On the contrary it appears to me that for a given build-system
configuration, CMake must know every depfile and the associated
chain of custom commands specified by the CMake-based build system for
every target. (Or otherwise, it would not know how to configure the
build of those targets.) So shouldn’t it be straightforward to
implement an option for CMake that warns whenever two targets that
have no target dependencies between them refer to the same custom
command in their two different chains of custom commands?

@fdk17 said:
I really think that your example is overly complicated or I don’t
understand what you are trying to get at.

My use case actually concerns building figures and files for 5
different LaTeX documents with many common files between the figures
and the documents. So for my simple example I wanted at least three
different files with dependencies between them. And in this example,
I tried to follow exactly the advice in the documentation

"(instead use the add_custom_target() command to drive the command and
make the other targets depend on that one).”

concerning the targets to be implemented for those 3 generated files and the
target dependencies between those targets.

@fdk17 said:
The build tools like Ninja or Make or Visual Studio wouldn’t have
parallelized running the individual commands in my experience because
you clearly define the dependencies between them.

Thanks for that confirmation that you are pretty sure that following
this simple rule (if there are common custom commands in the custom
command chains of two different targets, then serialize those two
targets with the appropriate add_dependencies commands) will avoid
race conditions for my (complex) use case.

Also note that in my response to @ben.boeckel I was only asking that
an option be implemented for CMake that identifies for a given
build-system configuration whenever this simple rule is not followed.

Ah. I think I see now. @brad.king Thoughts on feasibility?

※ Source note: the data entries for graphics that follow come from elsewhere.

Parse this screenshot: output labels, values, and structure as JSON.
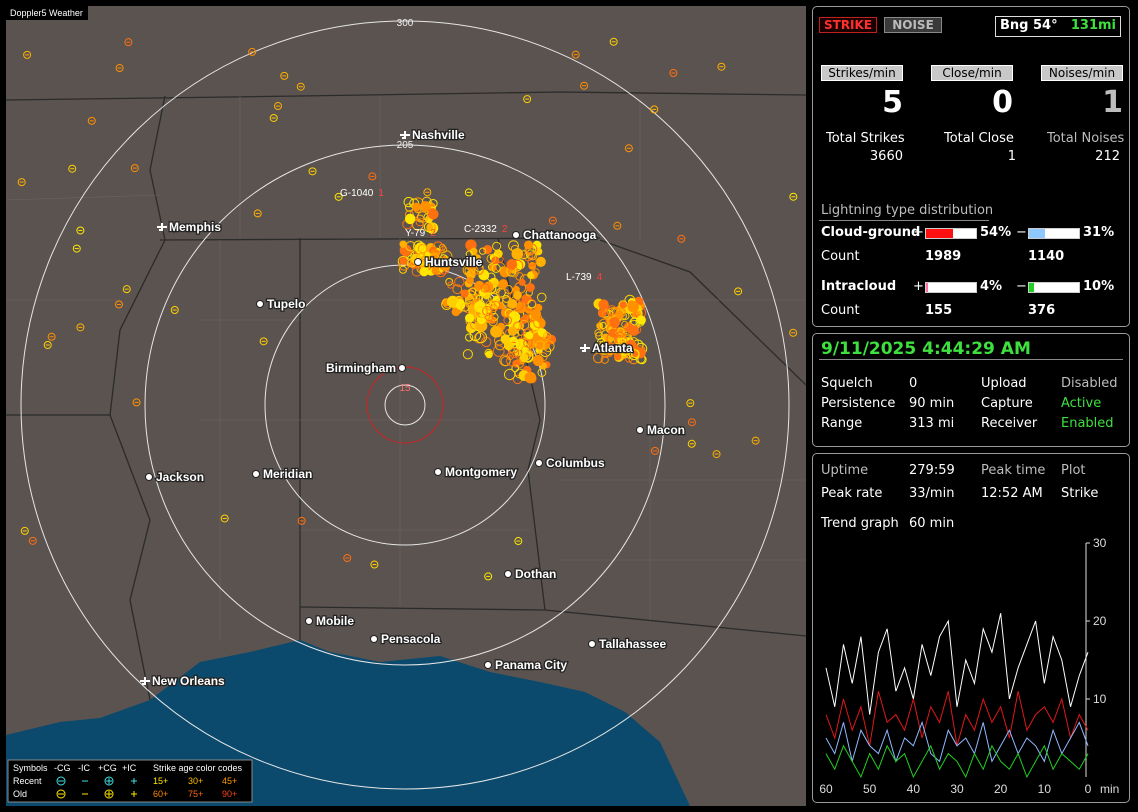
{
  "map": {
    "title": "Doppler5 Weather",
    "range_labels": [
      300,
      205,
      15
    ],
    "cities": [
      "Nashville",
      "Memphis",
      "Chattanooga",
      "Huntsville",
      "Tupelo",
      "Birmingham",
      "Atlanta",
      "Macon",
      "Columbus",
      "Montgomery",
      "Meridian",
      "Jackson",
      "Dothan",
      "Mobile",
      "Pensacola",
      "Tallahassee",
      "Panama City",
      "New Orleans"
    ],
    "stations": [
      {
        "id": "G-1040",
        "count": 1
      },
      {
        "id": "C-2332",
        "count": 2
      },
      {
        "id": "Y-79",
        "count": 2
      },
      {
        "id": "L-739",
        "count": 4
      }
    ]
  },
  "legend": {
    "symbols_label": "Symbols",
    "types": [
      "-CG",
      "-IC",
      "+CG",
      "+IC"
    ],
    "age_label": "Strike age color codes",
    "rows": [
      {
        "label": "Recent",
        "ages": [
          "15+",
          "30+",
          "45+"
        ]
      },
      {
        "label": "Old",
        "ages": [
          "60+",
          "75+",
          "90+"
        ]
      }
    ]
  },
  "panel": {
    "buttons": [
      "STRIKE",
      "NOISE"
    ],
    "bearing": "Bng 54°",
    "distance": "131mi",
    "rates": [
      {
        "label": "Strikes/min",
        "value": 5
      },
      {
        "label": "Close/min",
        "value": 0
      },
      {
        "label": "Noises/min",
        "value": 1
      }
    ],
    "totals": [
      {
        "label": "Total Strikes",
        "value": 3660
      },
      {
        "label": "Total Close",
        "value": 1
      },
      {
        "label": "Total Noises",
        "value": 212
      }
    ],
    "distribution": {
      "title": "Lightning type distribution",
      "count_label": "Count",
      "rows": [
        {
          "label": "Cloud-ground",
          "pos": {
            "value": 54,
            "label": "54%"
          },
          "neg": {
            "value": 31,
            "label": "31%"
          },
          "pos_count": 1989,
          "neg_count": 1140
        },
        {
          "label": "Intracloud",
          "pos": {
            "value": 4,
            "label": "4%"
          },
          "neg": {
            "value": 10,
            "label": "10%"
          },
          "pos_count": 155,
          "neg_count": 376
        }
      ]
    },
    "datetime": "9/11/2025 4:44:29 AM",
    "settings": [
      [
        "Squelch",
        0,
        "Upload",
        "Disabled"
      ],
      [
        "Persistence",
        "90 min",
        "Capture",
        "Active"
      ],
      [
        "Range",
        "313 mi",
        "Receiver",
        "Enabled"
      ]
    ],
    "stats": [
      [
        "Uptime",
        "279:59",
        "Peak time",
        "Plot"
      ],
      [
        "Peak rate",
        "33/min",
        "12:52 AM",
        "Strike"
      ]
    ],
    "trend_label": "Trend graph",
    "trend_span": "60 min"
  },
  "trend_chart": {
    "type": "line",
    "x": [
      60,
      58,
      56,
      54,
      52,
      50,
      48,
      46,
      44,
      42,
      40,
      38,
      36,
      34,
      32,
      30,
      28,
      26,
      24,
      22,
      20,
      18,
      16,
      14,
      12,
      10,
      8,
      6,
      4,
      2,
      0
    ],
    "xlim": [
      60,
      0
    ],
    "ylim": [
      0,
      30
    ],
    "xticks": [
      60,
      50,
      40,
      30,
      20,
      10,
      0
    ],
    "yticks": [
      10,
      20,
      30
    ],
    "x_unit": "min",
    "series": [
      {
        "color": "#ffffff",
        "values": [
          14,
          9,
          17,
          12,
          18,
          8,
          16,
          19,
          11,
          14,
          10,
          17,
          13,
          18,
          20,
          9,
          15,
          12,
          19,
          16,
          21,
          10,
          14,
          17,
          20,
          12,
          18,
          15,
          9,
          13,
          16
        ]
      },
      {
        "color": "#e01818",
        "values": [
          8,
          5,
          10,
          6,
          9,
          4,
          11,
          7,
          8,
          6,
          10,
          5,
          9,
          7,
          11,
          4,
          8,
          6,
          10,
          7,
          9,
          5,
          11,
          6,
          8,
          9,
          7,
          10,
          5,
          8,
          6
        ]
      },
      {
        "color": "#8fb8ff",
        "values": [
          5,
          3,
          7,
          2,
          6,
          4,
          3,
          6,
          2,
          5,
          4,
          7,
          3,
          2,
          6,
          4,
          5,
          3,
          7,
          2,
          4,
          6,
          3,
          5,
          4,
          2,
          6,
          3,
          5,
          7,
          4
        ]
      },
      {
        "color": "#20d020",
        "values": [
          3,
          1,
          4,
          2,
          0,
          3,
          1,
          4,
          2,
          3,
          0,
          2,
          4,
          1,
          3,
          2,
          0,
          3,
          1,
          4,
          2,
          1,
          3,
          0,
          2,
          4,
          1,
          3,
          2,
          1,
          3
        ]
      }
    ]
  }
}
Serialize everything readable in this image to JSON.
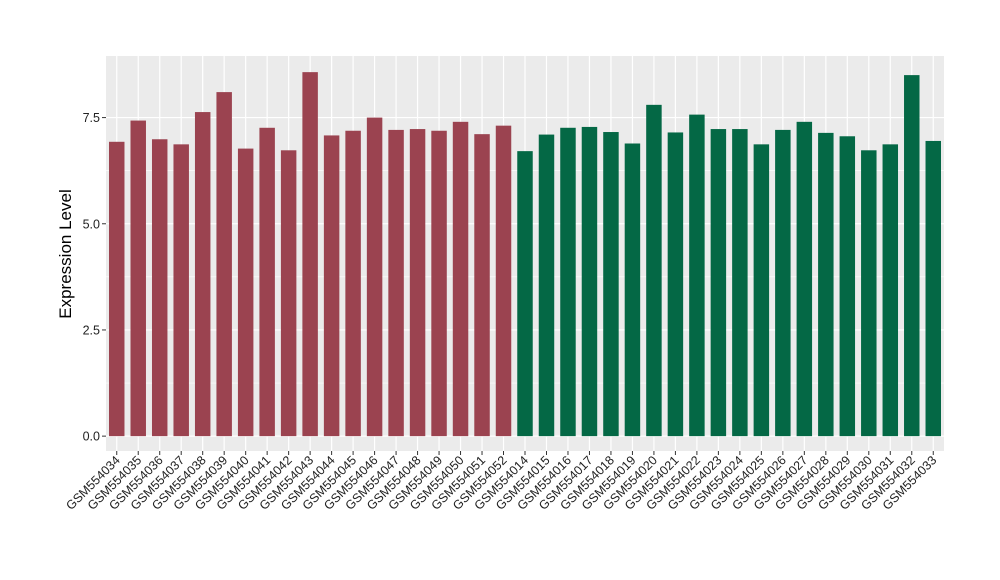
{
  "chart_data": {
    "type": "bar",
    "title": "",
    "xlabel": "",
    "ylabel": "Expression Level",
    "ylim": [
      -0.35,
      8.95
    ],
    "yticks": [
      "0.0",
      "2.5",
      "5.0",
      "7.5"
    ],
    "grid": true,
    "background": "#EBEBEB",
    "gridline_color": "#FFFFFF",
    "groups": [
      {
        "color": "#9B4350"
      },
      {
        "color": "#046845"
      }
    ],
    "categories": [
      "GSM554034",
      "GSM554035",
      "GSM554036",
      "GSM554037",
      "GSM554038",
      "GSM554039",
      "GSM554040",
      "GSM554041",
      "GSM554042",
      "GSM554043",
      "GSM554044",
      "GSM554045",
      "GSM554046",
      "GSM554047",
      "GSM554048",
      "GSM554049",
      "GSM554050",
      "GSM554051",
      "GSM554052",
      "GSM554014",
      "GSM554015",
      "GSM554016",
      "GSM554017",
      "GSM554018",
      "GSM554019",
      "GSM554020",
      "GSM554021",
      "GSM554022",
      "GSM554023",
      "GSM554024",
      "GSM554025",
      "GSM554026",
      "GSM554027",
      "GSM554028",
      "GSM554029",
      "GSM554030",
      "GSM554031",
      "GSM554032",
      "GSM554033"
    ],
    "values": [
      6.93,
      7.43,
      6.99,
      6.87,
      7.63,
      8.1,
      6.77,
      7.26,
      6.73,
      8.57,
      7.08,
      7.19,
      7.5,
      7.21,
      7.23,
      7.19,
      7.4,
      7.11,
      7.31,
      6.71,
      7.1,
      7.26,
      7.28,
      7.16,
      6.89,
      7.8,
      7.15,
      7.57,
      7.23,
      7.23,
      6.87,
      7.21,
      7.4,
      7.14,
      7.06,
      6.73,
      6.87,
      8.5,
      6.95
    ],
    "group_index": [
      0,
      0,
      0,
      0,
      0,
      0,
      0,
      0,
      0,
      0,
      0,
      0,
      0,
      0,
      0,
      0,
      0,
      0,
      0,
      1,
      1,
      1,
      1,
      1,
      1,
      1,
      1,
      1,
      1,
      1,
      1,
      1,
      1,
      1,
      1,
      1,
      1,
      1,
      1
    ]
  }
}
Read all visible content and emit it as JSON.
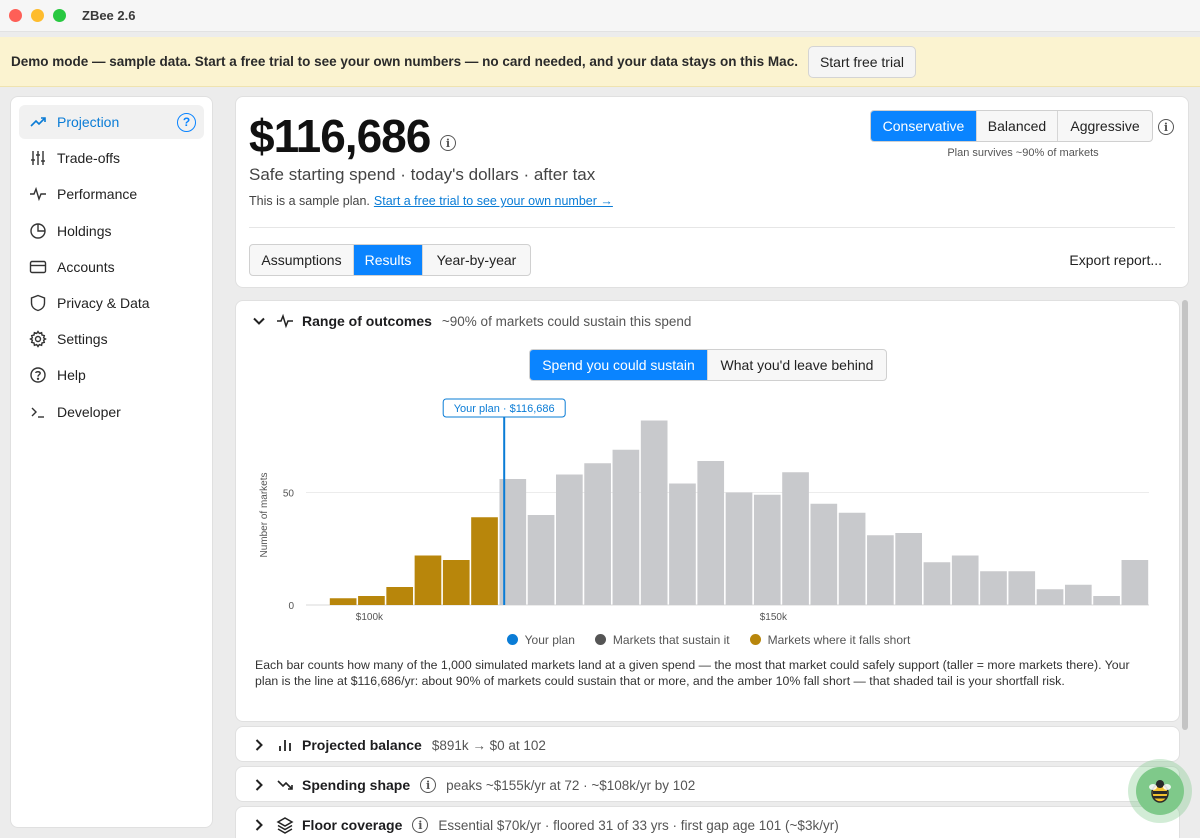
{
  "window": {
    "title": "ZBee 2.6"
  },
  "banner": {
    "text": "Demo mode — sample data. Start a free trial to see your own numbers — no card needed, and your data stays on this Mac.",
    "button": "Start free trial"
  },
  "sidebar": {
    "items": [
      {
        "label": "Projection",
        "icon": "trend-up-icon",
        "active": true
      },
      {
        "label": "Trade-offs",
        "icon": "sliders-icon"
      },
      {
        "label": "Performance",
        "icon": "pulse-icon"
      },
      {
        "label": "Holdings",
        "icon": "pie-icon"
      },
      {
        "label": "Accounts",
        "icon": "card-icon"
      },
      {
        "label": "Privacy & Data",
        "icon": "shield-icon"
      },
      {
        "label": "Settings",
        "icon": "gear-icon"
      },
      {
        "label": "Help",
        "icon": "help-circle-icon"
      },
      {
        "label": "Developer",
        "icon": "terminal-icon"
      }
    ],
    "help_badge": "?"
  },
  "summary": {
    "amount": "$116,686",
    "subtitle": "Safe starting spend · today's dollars · after tax",
    "sample_text": "This is a sample plan.",
    "sample_link": "Start a free trial to see your own number →",
    "risk_options": [
      "Conservative",
      "Balanced",
      "Aggressive"
    ],
    "risk_selected": 0,
    "survives": "Plan survives ~90% of markets",
    "tabs": [
      "Assumptions",
      "Results",
      "Year-by-year"
    ],
    "tab_selected": 1,
    "export": "Export report..."
  },
  "outcomes": {
    "title": "Range of outcomes",
    "subtitle": "~90% of markets could sustain this spend",
    "toggle": [
      "Spend you could sustain",
      "What you'd leave behind"
    ],
    "toggle_selected": 0,
    "explanation": "Each bar counts how many of the 1,000 simulated markets land at a given spend — the most that market could safely support (taller = more markets there). Your plan is the line at $116,686/yr: about 90% of markets could sustain that or more, and the amber 10% fall short — that shaded tail is your shortfall risk."
  },
  "chart_data": {
    "type": "bar",
    "ylabel": "Number of markets",
    "y_ticks": [
      "0",
      "50"
    ],
    "ylim": [
      0,
      80
    ],
    "x_ticks": [
      {
        "label": "$100k",
        "value": 100
      },
      {
        "label": "$150k",
        "value": 150
      }
    ],
    "bin_start": 95,
    "bin_width": 3.5,
    "values": [
      3,
      4,
      8,
      22,
      20,
      39,
      56,
      40,
      58,
      63,
      69,
      82,
      54,
      64,
      50,
      49,
      59,
      45,
      41,
      31,
      32,
      19,
      22,
      15,
      15,
      7,
      9,
      4,
      20
    ],
    "shortfall_count": 6,
    "plan_marker": {
      "label": "Your plan · $116,686",
      "value": 116.686
    },
    "legend": [
      "Your plan",
      "Markets that sustain it",
      "Markets where it falls short"
    ],
    "colors": {
      "plan": "#0a7cd6",
      "sustain": "#c8c9cc",
      "short": "#b8860b",
      "sustain_dot": "#555555"
    },
    "grid": true,
    "legend_position": "bottom"
  },
  "sections": [
    {
      "title": "Projected balance",
      "subtitle": "$891k → $0 at 102",
      "icon": "bar-chart-icon",
      "info": false
    },
    {
      "title": "Spending shape",
      "subtitle": "peaks ~$155k/yr at 72 · ~$108k/yr by 102",
      "icon": "trend-down-icon",
      "info": true
    },
    {
      "title": "Floor coverage",
      "subtitle": "Essential $70k/yr · floored 31 of 33 yrs · first gap age 101 (~$3k/yr)",
      "icon": "layers-icon",
      "info": true
    }
  ]
}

It may be possible to implement a check to detect such races, but we don’t always know they are wrong either. For example a single custom command may be included in two independent targets that are EXCLUDE_FROM_ALL such that the project intends only one will ever by built at a time as a helper utility or something.

@brad.king said:

“It may be possible to implement a check to detect such races, but we
don’t always know they are wrong either. For example a single custom
command may be included in two independent targets that are
EXCLUDE_FROM_ALL such that the project intends only one will ever by
built at a time as a helper utility or something.”

Races are always wrong in my particular use cases (not just for the
particular use case I mentioned, but many others spread across quite a
few different projects). The vast majority of my custom targets (all
configured without the ALL signature) require lots of cpu time to
build and are typically part of a hierarchy of add_dependencies on
some overall target (such as the “FreeEOS_papers” target for the present
use case). And I have a computer with 16 hardware threads. So as a
matter of course I always build such overall custom targets with
parallel builds. Therefore, I would welcome the capability of
detecting races for all my use cases for add_custom_target, and I
suspect any other build-system developers that uses add_custom_target
as extensively as I do would also welcome this capability.

@brad.king
What is the next step that you recommend? Do you plan first to look
more deeply at feasibility in case this requested capability is
trivial to implement or do you know already it is going to be hard to
implement so you would recommend the next step should be for me to
move this discussion to the bug tracker? Also, if/when that move
occurs, how should I reference in the bug tracker the present
preliminary discussion?

This has been an issue since CMake started. There are probably open issues about it in the issue tracker already. No one has taken the time to try to implement the detection. If someone does I’d be happy to review the work. I do not plan to work on it myself.